Batts argued that this changed nothing as far as the rights of accused were concerned.
Bills nonsensical
Batts contends that the new provision simply allows suspects who are charged for gun offences to go before courts for no meaningful purpose as the no-bail provision still applies.
"It's nonsensical!" he declared. "And what that will do is to double, maybe quadruple, the workload on the court and who the police have to transport back and forth to lock-up."
Batts contends that in the current circumstances, the court gives the prosecution a period within which to get itself in a state of preparedness.
"What this (the bill amending the Bail Act) is proposing is that every 14 days, the police have to haul these guys back to the lock-up."
Batts was supported by the legal officer in the Independent Jamaica Council for Human Rights, Nancy Anderson.
"People can be charged with lots of things, but if there is no evidence to support the charge or the evidence is weak, or the witnesses fail to show, these are matters before a judge to consider," Anderson argued.
"And that is why you have them (suspects) appear before a court for bail application so that the judge can consider the weakness of or strength of the case, but if they can't come before a judge for consideration for 60 days, then what's the use?"

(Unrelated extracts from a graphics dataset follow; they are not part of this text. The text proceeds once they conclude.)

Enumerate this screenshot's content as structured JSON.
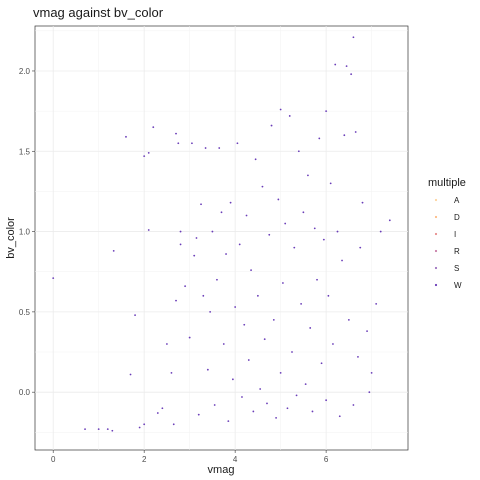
{
  "chart_data": {
    "type": "scatter",
    "title": "vmag against bv_color",
    "xlabel": "vmag",
    "ylabel": "bv_color",
    "xlim": [
      -0.4,
      7.8
    ],
    "ylim": [
      -0.36,
      2.28
    ],
    "x_ticks": [
      0,
      2,
      4,
      6
    ],
    "x_tick_labels": [
      "0",
      "2",
      "4",
      "6"
    ],
    "y_ticks": [
      0.0,
      0.5,
      1.0,
      1.5,
      2.0
    ],
    "y_tick_labels": [
      "0.0",
      "0.5",
      "1.0",
      "1.5",
      "2.0"
    ],
    "grid": true,
    "legend": {
      "title": "multiple",
      "position": "right",
      "entries": [
        {
          "label": "A",
          "color": "#fdd49e"
        },
        {
          "label": "D",
          "color": "#fdbb84"
        },
        {
          "label": "I",
          "color": "#e88e8e"
        },
        {
          "label": "R",
          "color": "#c97fa8"
        },
        {
          "label": "S",
          "color": "#9e73c0"
        },
        {
          "label": "W",
          "color": "#6a3db8"
        }
      ]
    },
    "series": [
      {
        "name": "W",
        "points": [
          [
            0.0,
            0.71
          ],
          [
            0.7,
            -0.23
          ],
          [
            1.0,
            -0.23
          ],
          [
            1.2,
            -0.23
          ],
          [
            1.3,
            -0.24
          ],
          [
            1.33,
            0.88
          ],
          [
            1.6,
            1.59
          ],
          [
            1.7,
            0.11
          ],
          [
            1.8,
            0.48
          ],
          [
            1.9,
            -0.22
          ],
          [
            2.0,
            1.47
          ],
          [
            2.0,
            -0.2
          ],
          [
            2.1,
            1.49
          ],
          [
            2.1,
            1.01
          ],
          [
            2.2,
            1.65
          ],
          [
            2.3,
            -0.13
          ],
          [
            2.4,
            -0.1
          ],
          [
            2.5,
            0.3
          ],
          [
            2.6,
            0.12
          ],
          [
            2.65,
            -0.2
          ],
          [
            2.7,
            1.61
          ],
          [
            2.7,
            0.57
          ],
          [
            2.75,
            1.55
          ],
          [
            2.8,
            0.92
          ],
          [
            2.8,
            1.0
          ],
          [
            2.9,
            0.66
          ],
          [
            3.0,
            0.34
          ],
          [
            3.05,
            1.55
          ],
          [
            3.1,
            0.85
          ],
          [
            3.15,
            0.96
          ],
          [
            3.2,
            -0.14
          ],
          [
            3.25,
            1.17
          ],
          [
            3.3,
            0.6
          ],
          [
            3.35,
            1.52
          ],
          [
            3.4,
            0.14
          ],
          [
            3.45,
            0.5
          ],
          [
            3.5,
            1.0
          ],
          [
            3.55,
            -0.08
          ],
          [
            3.6,
            0.7
          ],
          [
            3.65,
            1.52
          ],
          [
            3.7,
            1.12
          ],
          [
            3.75,
            0.3
          ],
          [
            3.8,
            0.86
          ],
          [
            3.85,
            -0.18
          ],
          [
            3.9,
            1.18
          ],
          [
            3.95,
            0.08
          ],
          [
            4.0,
            0.53
          ],
          [
            4.05,
            1.55
          ],
          [
            4.1,
            0.92
          ],
          [
            4.15,
            -0.03
          ],
          [
            4.2,
            0.42
          ],
          [
            4.25,
            1.1
          ],
          [
            4.3,
            0.2
          ],
          [
            4.35,
            0.76
          ],
          [
            4.4,
            -0.12
          ],
          [
            4.45,
            1.45
          ],
          [
            4.5,
            0.6
          ],
          [
            4.55,
            0.02
          ],
          [
            4.6,
            1.28
          ],
          [
            4.65,
            0.33
          ],
          [
            4.7,
            -0.07
          ],
          [
            4.75,
            0.98
          ],
          [
            4.8,
            1.66
          ],
          [
            4.85,
            0.45
          ],
          [
            4.9,
            -0.16
          ],
          [
            4.95,
            1.2
          ],
          [
            5.0,
            1.76
          ],
          [
            5.0,
            0.12
          ],
          [
            5.05,
            0.68
          ],
          [
            5.1,
            1.05
          ],
          [
            5.15,
            -0.1
          ],
          [
            5.2,
            1.72
          ],
          [
            5.25,
            0.25
          ],
          [
            5.3,
            0.9
          ],
          [
            5.35,
            -0.02
          ],
          [
            5.4,
            1.5
          ],
          [
            5.45,
            0.55
          ],
          [
            5.5,
            1.12
          ],
          [
            5.55,
            0.05
          ],
          [
            5.6,
            1.35
          ],
          [
            5.65,
            0.4
          ],
          [
            5.7,
            -0.12
          ],
          [
            5.75,
            1.02
          ],
          [
            5.8,
            0.7
          ],
          [
            5.85,
            1.58
          ],
          [
            5.9,
            0.18
          ],
          [
            5.95,
            0.95
          ],
          [
            6.0,
            1.75
          ],
          [
            6.0,
            -0.05
          ],
          [
            6.05,
            0.6
          ],
          [
            6.1,
            1.3
          ],
          [
            6.15,
            0.3
          ],
          [
            6.2,
            2.04
          ],
          [
            6.25,
            1.0
          ],
          [
            6.3,
            -0.15
          ],
          [
            6.35,
            0.82
          ],
          [
            6.4,
            1.6
          ],
          [
            6.45,
            2.03
          ],
          [
            6.5,
            0.45
          ],
          [
            6.55,
            1.98
          ],
          [
            6.6,
            2.21
          ],
          [
            6.6,
            -0.08
          ],
          [
            6.65,
            1.62
          ],
          [
            6.7,
            0.22
          ],
          [
            6.8,
            1.18
          ],
          [
            6.9,
            0.38
          ],
          [
            7.0,
            0.12
          ],
          [
            7.2,
            1.0
          ],
          [
            7.4,
            1.07
          ],
          [
            7.1,
            0.55
          ],
          [
            6.95,
            0.0
          ],
          [
            6.75,
            0.9
          ]
        ]
      }
    ]
  }
}
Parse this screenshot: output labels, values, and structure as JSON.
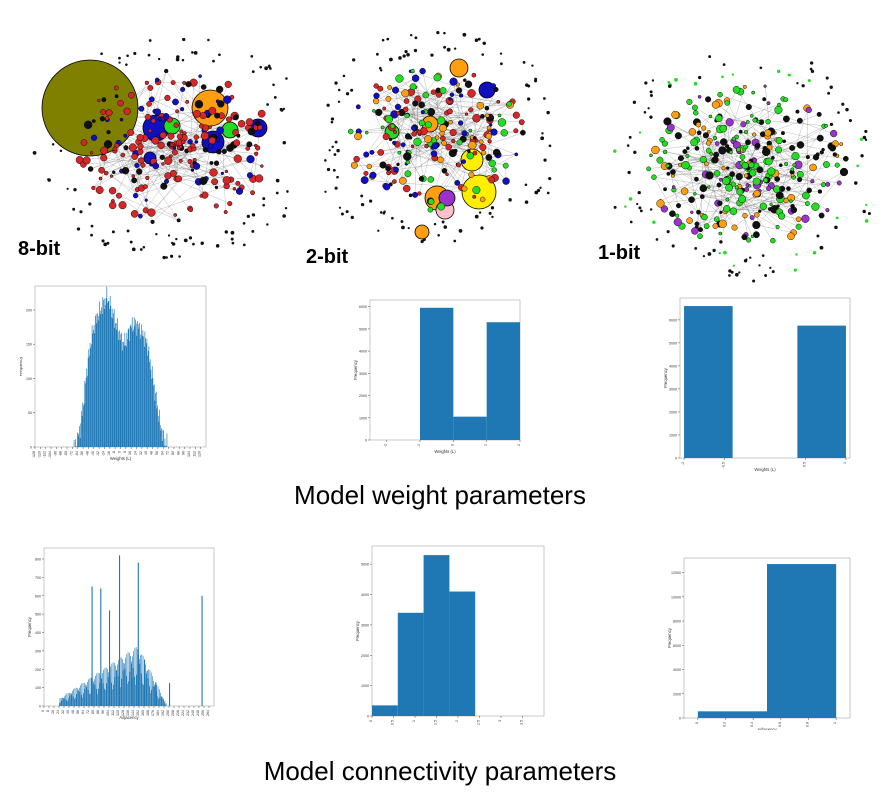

The bills were dispatched to a joint select committee of Parliament after the Opposition, legal minds and human-rights activists assailed some of its provisions.
The deliberations disrupted smooth passage of the measures anticipated by the Bruce Golding administration.
Despite the opposition it encountered, the United States State Department, in its report released earlier this year, blamed the Government for failing to enact the proposed legislation.
Golding said he was determined to proceed with the debate on four of the six bills which do not trigger constitutional questions.